Since I have founded Steven Vandora and Associates, I have received more than one phone call from a property owner frantic about pests in the garden. While all of us realize that we share the outdoors – including our gardens – with nature, when that nature bites, stings or ravages our plants its hard to be very understanding. I’ve dealt with pests in the landscapes I have been asked to make over, and I have found a few tips that really do work:
1) Use pesticides and herbicides as a last resort. At Steven Vandora and Associates, I discourage the use of such strong chemicals. I don’t believe that they are very healthy for property owners (or the professionals applying them) and I don’t think they are very nurturing to the landscapes where I work or the environment. I have also found that many chemical products are not as effective as advertisers would have us believe.
2) Choose the right plants. I have found that trying to introduce plants into an environment that is not their natural environment often exposes them to pests and diseases. These plants just do not have the native resistance to pests and problems in their new environment. Choose plants that are meant for your hardiness zone and for your area. If your landscape has many pests, look for plants that are known to be pest-resistant.
3) Plant anti-pest plants around plants that seem more vulnerable. If you find that slugs are eating your favorite plants, surround those plants with a thick bed of prickly gravel or surround them with prickly plants so that they slugs cannot get to them as easily. If deer are eating your favorite plants, surround those plants with flowers that taste bitter or have fuzzy leaves. I have found that deer hate pincushion flower, verbena, coneflower, daffodils, ageratum, ice plant, bleeding heart, clematis, and zinnias. Any one of these plants can help discourage deer from your garden. Often, you may need to do a little research to find out what the pests in your garden hate but it is often time well worth it when you see your garden flourishing.

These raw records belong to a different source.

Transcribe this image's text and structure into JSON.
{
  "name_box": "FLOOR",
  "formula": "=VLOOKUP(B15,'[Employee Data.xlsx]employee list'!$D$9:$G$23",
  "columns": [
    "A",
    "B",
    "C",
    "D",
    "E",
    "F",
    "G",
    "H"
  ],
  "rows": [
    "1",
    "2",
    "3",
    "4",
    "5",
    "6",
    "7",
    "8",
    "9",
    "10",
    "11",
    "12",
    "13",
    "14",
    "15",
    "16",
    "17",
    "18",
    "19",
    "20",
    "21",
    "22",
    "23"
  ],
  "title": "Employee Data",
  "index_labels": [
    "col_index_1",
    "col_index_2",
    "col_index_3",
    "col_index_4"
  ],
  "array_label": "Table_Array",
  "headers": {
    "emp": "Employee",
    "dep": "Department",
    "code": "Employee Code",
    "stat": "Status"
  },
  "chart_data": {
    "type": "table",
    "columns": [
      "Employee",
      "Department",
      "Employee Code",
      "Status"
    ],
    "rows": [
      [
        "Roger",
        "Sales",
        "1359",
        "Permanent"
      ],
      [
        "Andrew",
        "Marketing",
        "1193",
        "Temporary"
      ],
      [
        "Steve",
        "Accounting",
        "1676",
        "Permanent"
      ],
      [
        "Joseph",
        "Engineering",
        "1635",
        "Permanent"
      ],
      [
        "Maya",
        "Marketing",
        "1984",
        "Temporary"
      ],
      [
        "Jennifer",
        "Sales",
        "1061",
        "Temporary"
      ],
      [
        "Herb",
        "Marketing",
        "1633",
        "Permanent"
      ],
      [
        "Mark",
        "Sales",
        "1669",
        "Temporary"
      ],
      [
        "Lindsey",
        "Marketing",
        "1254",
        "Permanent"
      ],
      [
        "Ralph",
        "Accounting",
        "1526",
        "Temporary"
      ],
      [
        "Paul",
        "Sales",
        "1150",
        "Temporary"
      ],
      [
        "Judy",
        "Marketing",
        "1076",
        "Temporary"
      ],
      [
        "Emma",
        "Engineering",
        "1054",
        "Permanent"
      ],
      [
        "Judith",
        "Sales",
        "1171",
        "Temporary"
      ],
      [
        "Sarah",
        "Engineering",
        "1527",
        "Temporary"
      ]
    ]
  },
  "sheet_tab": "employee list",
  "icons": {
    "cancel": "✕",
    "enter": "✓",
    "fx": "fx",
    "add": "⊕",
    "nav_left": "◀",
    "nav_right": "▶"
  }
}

4) Introduce insects and animals that feast on pests. What is a pest to you may be a delicious buffet to an insect or animal. A single toad, for example, eats between 50 and 100 insects each night. Toads eat flies, grubs, grasshoppers, slugs, cutworms, and many other common garden pests. I adore the bright red and black polka dots of ladybugs and like to introduce them into rose gardens, where the ladybugs will feast on aphids as well as the eggs of many small insects. Parasitic wasps eat cutworms, corn earworms, grubs, and caterpillars. Lacewings are not very attractive insects but they will rid your garden of aphids, tobacco budworm, mealybugs, spider mites, whiteflies, insect eggs, beetle larvae, and leafhoppers. Many garden supply stores and landscaping professionals can help you find these beneficial insects. Through Steven Vandora and Associates. I’ve purchased these insects to help a client deal with a pest problem.